Re: [E-devel] Callback arrays and callback invocation optimisations

The Rasterman Fri, 26 Aug 2016 18:02:05 -0700

On Fri, 26 Aug 2016 12:15:57 -0700 Cedric BAIL <cedric.b...@free.fr> said:


> On Fri, Aug 26, 2016 at 2:46 AM, Tom Hacohen <t...@osg.samsung.com> wrote:
> > On 24/08/16 20:03, Cedric BAIL wrote:
> >> On Wed, Aug 24, 2016 at 2:24 AM, Tom Hacohen <t...@osg.samsung.com> wrote:
> >>> On 23/08/16 18:51, Cedric BAIL wrote:
> >>>> On Tue, Aug 23, 2016 at 3:31 AM, Tom Hacohen <t...@osg.samsung.com> 
> >>>> wrote:
> >>
> >> <snip>
> >>
> >>>>> However, while they provide a nice memory improvement, they have been
> >>>>> hampering many optimisation strategies that would make callback
> >>>>> invocation significantly faster. Furthermore, maybe (not sure), we can
> >>>>> automatically de-duplicate event lists internally (more on that in a
> >>>>> moment). With that being said, there is a way we can maybe keep array
> >>>>> callbacks with some limitations.
> >>>>
> >>>> Do you have a case where performance are impacted by callback today ?
> >>>> I have found that we usually have a very small number of callbacks
> >>>> (likely in an array this days) and when speed did really matter it was
> >>>> just best to not trigger the callback at all (That's why we have this
> >>>> code in many place that count if any callback has been registered).
> >>>
> >>> It always showed up in callgrind. Obviously after you did your changes
> >>> that improved things, because you essentially just don't call that code,
> >>> but having to do this everywhere is a bit of a pain, especially if we
> >>> can just make callbacks fast on their own.
> >>>
> >>> Callback_call takes around 1.5% in the efl atm. Though if we remove the
> >>> not-call optimisations it would be much more again. I wonder if we can
> >>> reach good results without it.
> >>
> >> When genlist is scrolling, just calling a function is costly as we end
> >> up calling it million times, litterally. I seriously doubt it is
> >> possible.
> >
> > And yet, this is one of the functions that stand out and not others that
> > are "just called".
> 
> Can you share your test case ? I can't reproduce a way where it does
> stand out. It barelly register at 1% in my benchmark. It is maybe in
> position 20 of the most costly function call. After malloc, free,
> mutex_lock/unlock, eina_hash_superfast (I think I can optimize that
> one easily).

speaking of malloc/free overhead:

https://www.facebook.com/notes/facebook-engineering/scalable-memory-allocation-using-jemalloc/480222803919/

scroll to the bottom for some graphs. and the graphs are not the raw
malloc/free performance itself but overall "webserver throughput" as a result
of switching malloc implementations. we might not get as much a boost...

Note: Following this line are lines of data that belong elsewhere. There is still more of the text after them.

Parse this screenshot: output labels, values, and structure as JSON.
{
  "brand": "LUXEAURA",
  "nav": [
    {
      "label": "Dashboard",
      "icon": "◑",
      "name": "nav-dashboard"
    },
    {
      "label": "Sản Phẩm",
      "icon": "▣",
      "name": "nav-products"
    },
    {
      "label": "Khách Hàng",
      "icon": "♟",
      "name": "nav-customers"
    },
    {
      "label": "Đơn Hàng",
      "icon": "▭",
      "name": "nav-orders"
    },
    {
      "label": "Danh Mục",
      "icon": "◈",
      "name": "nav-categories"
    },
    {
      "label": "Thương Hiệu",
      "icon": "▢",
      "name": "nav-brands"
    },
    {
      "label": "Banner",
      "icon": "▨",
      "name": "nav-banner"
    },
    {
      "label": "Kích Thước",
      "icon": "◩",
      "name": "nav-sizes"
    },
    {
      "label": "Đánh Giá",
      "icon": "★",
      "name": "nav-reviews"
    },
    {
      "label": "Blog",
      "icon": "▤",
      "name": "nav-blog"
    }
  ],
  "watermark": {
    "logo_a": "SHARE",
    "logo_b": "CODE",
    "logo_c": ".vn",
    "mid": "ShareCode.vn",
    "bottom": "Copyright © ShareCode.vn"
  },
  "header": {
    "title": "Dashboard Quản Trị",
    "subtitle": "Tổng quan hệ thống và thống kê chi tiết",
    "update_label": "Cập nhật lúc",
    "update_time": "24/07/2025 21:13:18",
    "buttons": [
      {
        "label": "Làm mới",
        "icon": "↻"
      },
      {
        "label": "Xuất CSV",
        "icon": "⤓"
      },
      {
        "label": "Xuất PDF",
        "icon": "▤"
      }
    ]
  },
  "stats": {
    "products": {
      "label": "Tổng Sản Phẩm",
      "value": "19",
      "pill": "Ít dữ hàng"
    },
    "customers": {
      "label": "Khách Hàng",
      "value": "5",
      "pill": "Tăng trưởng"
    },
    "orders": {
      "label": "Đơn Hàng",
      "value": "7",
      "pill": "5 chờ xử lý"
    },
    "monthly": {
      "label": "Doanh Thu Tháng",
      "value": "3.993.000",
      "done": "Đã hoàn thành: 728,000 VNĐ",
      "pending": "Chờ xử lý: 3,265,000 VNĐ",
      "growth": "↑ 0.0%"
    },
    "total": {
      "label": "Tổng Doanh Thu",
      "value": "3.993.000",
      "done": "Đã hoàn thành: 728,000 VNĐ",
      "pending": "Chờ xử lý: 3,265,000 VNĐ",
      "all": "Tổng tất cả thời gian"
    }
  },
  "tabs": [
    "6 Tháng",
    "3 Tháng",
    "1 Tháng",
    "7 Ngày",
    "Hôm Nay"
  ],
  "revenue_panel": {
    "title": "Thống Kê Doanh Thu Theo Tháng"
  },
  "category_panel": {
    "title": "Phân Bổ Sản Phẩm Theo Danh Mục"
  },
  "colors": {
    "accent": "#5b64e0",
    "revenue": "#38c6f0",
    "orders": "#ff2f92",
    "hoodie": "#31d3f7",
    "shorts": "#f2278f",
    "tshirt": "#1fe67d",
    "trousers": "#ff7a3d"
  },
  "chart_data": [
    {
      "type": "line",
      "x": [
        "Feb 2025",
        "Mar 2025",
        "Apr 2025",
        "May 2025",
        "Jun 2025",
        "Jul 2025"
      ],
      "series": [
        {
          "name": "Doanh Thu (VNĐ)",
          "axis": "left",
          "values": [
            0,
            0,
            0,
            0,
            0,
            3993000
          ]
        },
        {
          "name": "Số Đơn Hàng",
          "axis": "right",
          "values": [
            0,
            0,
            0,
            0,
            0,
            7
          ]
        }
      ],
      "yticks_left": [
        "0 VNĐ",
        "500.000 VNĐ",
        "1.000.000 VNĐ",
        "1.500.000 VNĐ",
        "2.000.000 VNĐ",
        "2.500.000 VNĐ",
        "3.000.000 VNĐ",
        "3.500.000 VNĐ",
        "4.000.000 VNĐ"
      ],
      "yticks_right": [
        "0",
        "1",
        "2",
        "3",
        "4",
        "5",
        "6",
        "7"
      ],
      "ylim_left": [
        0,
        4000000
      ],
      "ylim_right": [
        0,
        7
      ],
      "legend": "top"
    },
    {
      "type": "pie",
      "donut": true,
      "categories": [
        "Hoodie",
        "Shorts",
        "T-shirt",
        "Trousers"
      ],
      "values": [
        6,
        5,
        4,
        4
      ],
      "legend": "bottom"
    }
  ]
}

it smells like it'd be good to have our own allocators for as much memory as we
can and maybe ship jemalloc with eina. no - don't REPLACE libc malloc/free
entirely for a process, but at least our own usage of it where our external
api doesn't require someone free something with libc free().


> >>>  From my tests back when I was optimising callback invocation, we had
> >>> around 5 callbacks on average on objects with non-zero number of
> >>> registered callbacks with a maximum number of around 12 if my memory
> >>> serves, so this could potentially make callback calls so fast any
> >>> optimisations won't matter.
> >>
> >> This number where from before callbacks array. I am seriously
> >> interested to know todays number. Also an improved statistic would be
> >> to know how many callbacks are walked over in the most called case and
> >> how many of those callbacks are actually in an array already.
> >>
> >> <snip>
> >
> > Callback array or not, you still end up walking all of the callbacks...
> 
> Sure, but if you only have mostly one sorted callbacks array, that
> doesn't really matter. You will be faster in the main use case.
> 
> >>>>> We can also store a pointer to the array in a hash table with the key
> >>>>> being some sort of a hash of the array in order to do some deduplication
> >>>>> afterwards (point to the same arrays, but obviously different private
> >>>>> data, so that would still be duplicated) if we feel it's needed. It
> >>>>> probably won't save as much though and will have some running costs.
> >>>>
> >>>> For anything < 16 entries, I bet that a hash table will be slower than
> >>>> walking an array. Don't forget you need to compute the hash key, jump
> >>>> in an array, walk down a rbtree and finally iterate over a list. Hash
> >>>> are good for very large number of object, not for small number.
> >>>
> >>> That was an optimisation that I just threw out there to the world, but I
> >>> believe you misunderstood me. I didn't mean we create a hash table for
> >>> calling events, it was for saving memory and deduplicating event
> >>> callbacks (essentially callback arrays automatically). This is only done
> >>> on callback add/del.
> >>
> >> Indeed I missunderstood your intent. Still this will increase the cost
> >> of insertion for no benefit in my opinion. See below.
> >
> > Again, this is a side comment, not that important.
> 
> I have discovered that this is an important use case actually. We do
> insert and remove callback quite a lot now that animator is an event
> on an object. We do already spend nearly as much time doing
> efl_event_callback_priority_add (0.90% for 110 000 calls),
> efl_event_callback_array_priority_add (0.49% for 110 000 calls),
> efl_event_callback_array_del (0.27% for 40 000 calls) and
> efl_event_callback_del (0.93% for 110 000 calls). The cost of adding
> and destroying events is not negligeable. It is, cumulatively,
> actually higher than our current cost for calling events.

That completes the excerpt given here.